The third challenge was more subtle because the UI symptom was simple: recommendations were empty. Empty screens create panic because they look like product failure, but the actual root cause lived lower in the pipeline. VariantDealFact rows were not being created after crawl, which meant the scoring layer had nothing trustworthy to operate on. The recommendation engine wasn’t wrong; it was starved. That debugging trail mattered because it clarified the architecture. The issue was not “improve ranking logic.” The issue was “restore the data contract that makes ranking possible.” Once those rows were generated correctly, the engine resumed behaving like a system instead of a ghost.
Stack
The stack follows the shape of the problem. The backend is Python with FastAPI and SQLite/Turso, because a data-heavy product benefits from a backend that makes ingestion, normalization, and testing straightforward. The frontend is a React SPA using TanStack Router, Tailwind v4, and Radix UI, which gave me enough composability to move quickly while still building more specialized interaction patterns when the defaults ran out. The backend carries more than eighty-four tests, which is less a badge of honor than a practical response to a product where silent regressions in parsing and recommendation logic would be expensive.
Agentic Delivery
One of the more interesting aspects of SzimplaCoffee is not just the software itself but how it was shipped. A substantial stretch of the work, from SC-57 through SC-84, was delivered autonomously through an autopilot workflow rather than by manually shepherding every ticket from idea to implementation.
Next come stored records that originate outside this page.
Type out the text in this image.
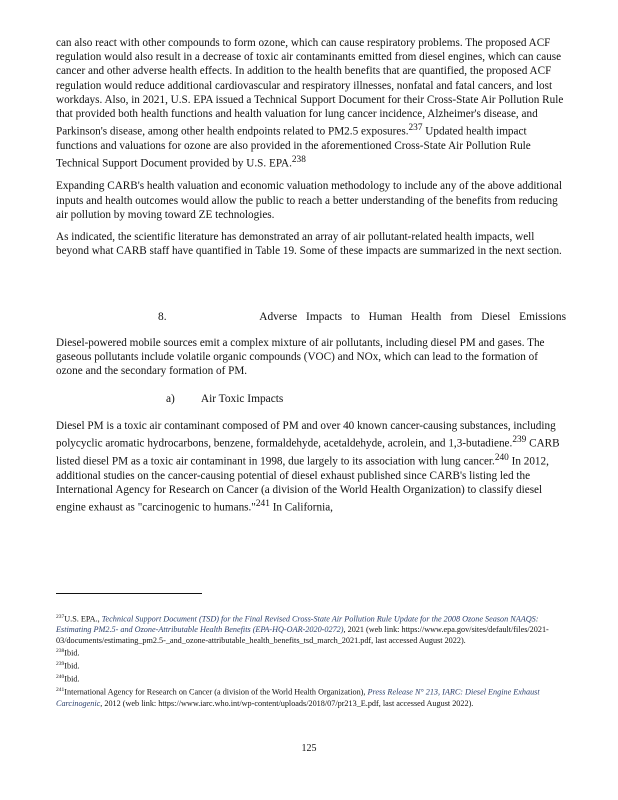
can also react with other compounds to form ozone, which can cause respiratory problems. The proposed ACF regulation would also result in a decrease of toxic air contaminants emitted from diesel engines, which can cause cancer and other adverse health effects. In addition to the health benefits that are quantified, the proposed ACF regulation would reduce additional cardiovascular and respiratory illnesses, nonfatal and fatal cancers, and lost workdays. Also, in 2021, U.S. EPA issued a Technical Support Document for their Cross-State Air Pollution Rule that provided both health functions and health valuation for lung cancer incidence, Alzheimer's disease, and Parkinson's disease, among other health endpoints related to PM2.5 exposures.$^{237}$ Updated health impact functions and valuations for ozone are also provided in the aforementioned Cross-State Air Pollution Rule Technical Support Document provided by U.S. EPA.$^{238}$

Expanding CARB's health valuation and economic valuation methodology to include any of the above additional inputs and health outcomes would allow the public to reach a better understanding of the benefits from reducing air pollution by moving toward ZE technologies.

As indicated, the scientific literature has demonstrated an array of air pollutant-related health impacts, well beyond what CARB staff have quantified in Table 19. Some of these impacts are summarized in the next section.

8.	Adverse Impacts to Human Health from Diesel Emissions

Diesel-powered mobile sources emit a complex mixture of air pollutants, including diesel PM and gases. The gaseous pollutants include volatile organic compounds (VOC) and NOx, which can lead to the formation of ozone and the secondary formation of PM.

a) Air Toxic Impacts

Diesel PM is a toxic air contaminant composed of PM and over 40 known cancer-causing substances, including polycyclic aromatic hydrocarbons, benzene, formaldehyde, acetaldehyde, acrolein, and 1,3-butadiene.$^{239}$ CARB listed diesel PM as a toxic air contaminant in 1998, due largely to its association with lung cancer.$^{240}$ In 2012, additional studies on the cancer-causing potential of diesel exhaust published since CARB's listing led the International Agency for Research on Cancer (a division of the World Health Organization) to classify diesel engine exhaust as "carcinogenic to humans."$^{241}$ In California,

$^{237}$U.S. EPA., Technical Support Document (TSD) for the Final Revised Cross-State Air Pollution Rule Update for the 2008 Ozone Season NAAQS: Estimating PM2.5- and Ozone-Attributable Health Benefits (EPA-HQ-OAR-2020-0272), 2021 (web link: https://www.epa.gov/sites/default/files/2021-03/documents/estimating_pm2.5-_and_ozone-attributable_health_benefits_tsd_march_2021.pdf, last accessed August 2022).

$^{238}$Ibid.

$^{239}$Ibid.

$^{240}$Ibid.

$^{241}$International Agency for Research on Cancer (a division of the World Health Organization), Press Release N° 213, IARC: Diesel Engine Exhaust Carcinogenic, 2012 (web link: https://www.iarc.who.int/wp-content/uploads/2018/07/pr213_E.pdf, last accessed August 2022).

125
That did not mean unsupervised chaos. It meant structuring work so an agentic system could execute bounded slices, verify outcomes, and hand back something reviewable. The value was not that an agent wrote code. The value was that the delivery loop became composable: analysis, execution, verification, and iteration could happen with less coordination drag and more continuity than a purely manual process usually permits.
Outcome
What exists now is not a generic coffee storefront with some AI garnish on top. It is a catalog intelligence system that happens to produce a storefront. It can crawl merchants, infer product structure from messy copy, explain why a coffee is being recommended, learn from brew outcomes, and surface trust and health signals for operators before the data layer quietly rots. The deeper lesson from building it is that recommendation quality is rarely a recommendation problem first. It is a data integrity problem, a pipeline reliability problem, and an observability problem. Once those are handled honestly, the user-facing intelligence starts to feel earned.